Briton Hemant Lakhani has been found guilty of attempting to support terrorism, after trying to sell a shoulder-launched missile to an undercover FBI agent.
Lekhani inspects the replica missile
The 69-year-old, of Hendon, north London, had denied the charges, saying he was a victim of entrapment
The BBC News website looks at the background to the case.
In 2001 Hemant Lakhani, an Indian-born British businessman living in Hendon, north London, went to Dubai to look for financial backing for a £130m deal on an Indian oil-refinery project.
While he was there, a contact encouraged him to speak to a rich Saudi friend who could help.
The friend was Mohammed Habib Rehman, also known as Air Haji, an undercover US Government informant.
The pair began conversations in December 2001.
Mr Rehman told Lakhani he represented a rebel Somali liberation group and was interested in arms - in particular shoulder-fired missiles.
Lakhani, who was eager to please his new contact, said he would try to help.
He had previously made one arms deal, which was the legal sale of 11 armoured personnel carriers to the government of Angola.
To make the deal for Mr Rehman, Lakhani received help from a man called Sergi in the Ukraine.
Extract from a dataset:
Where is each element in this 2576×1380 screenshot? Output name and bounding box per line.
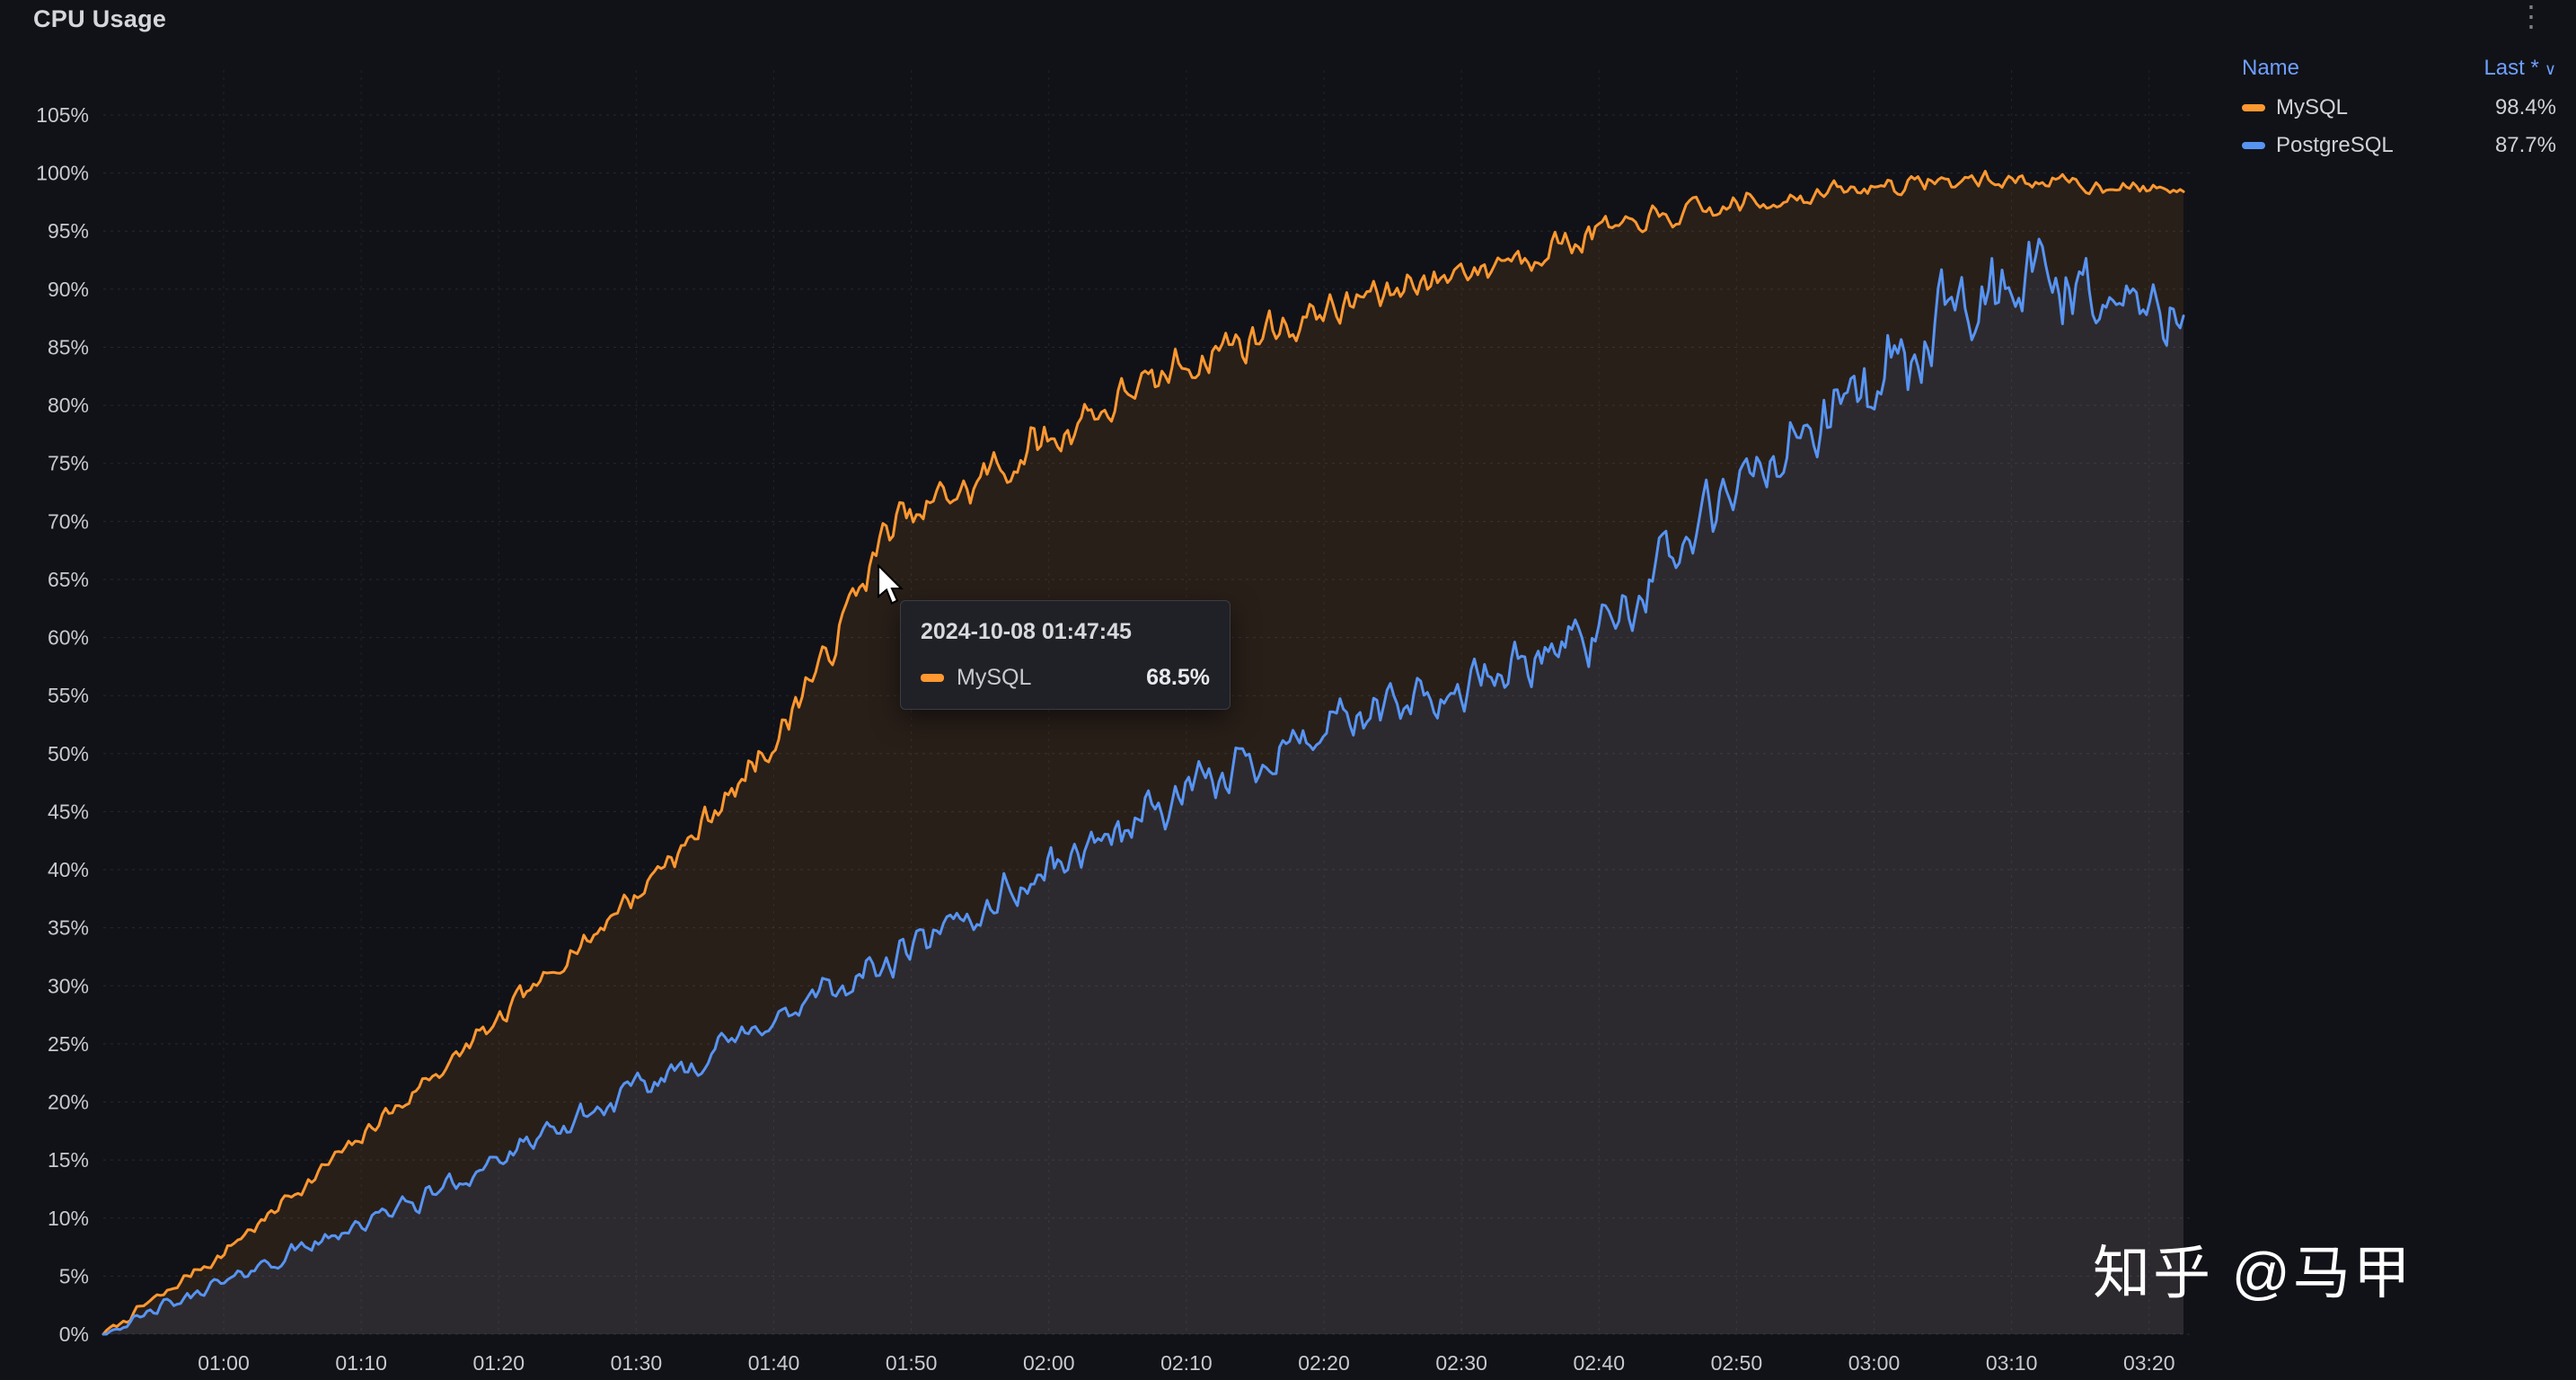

Lakhani has claimed Sergi was working for Russian intelligence.
Sergi said he could supply Lakhani with Russian-made shoulder-fired missiles, called Igla.
When Lakhani told Mr Rehman he could get hold of the missiles, Mr Rehman instructed him to export the weapon to New Jersey, promising cash.
Mr Rehman said he would buy 200 weapons - a deal worth £11m, but told Lakhani to ship in one sample missile to begin with.
The two later met up at a hotel overlooking Newark airport in New Jersey. Mr Rehman explained to Lakhani that the deal was illegal.
He also told him he planned to use the missiles on the first anniversary of the 11 September attacks, and suggested the missile would be used to target a commercial aircraft.
However as time went on, Lakhani began to make remarks about the risks they were taking, saying the deal was "very dangerous" and "not very easy".
In November 2002, he told Mr Rehman: "This business is getting so dangerous. No one has the guts to do it... I won't do anything if it's risky."
Despite the risks, the plans eventually took shape, and in July 2003 Lakhani and Mr Rehman travelled to Russia, under the watch of intelligence agents, to meet with the suppliers and inspect the missile.
But unknown to Lakhani, the missile had been replaced with a replica model.
On August 12, 2003, the missile was delivered to Newark. Lakhani met Mr Rehman there to inspect the weapon, saying: "I can't believe what we have done."
After discussing payment for the remainder of the order, Mr Rehman left the room.
It was then stormed by FBI agents and customs officials.
Lakhani was charged and then placed in custody in New Jersey until his trial, which began in January 2005.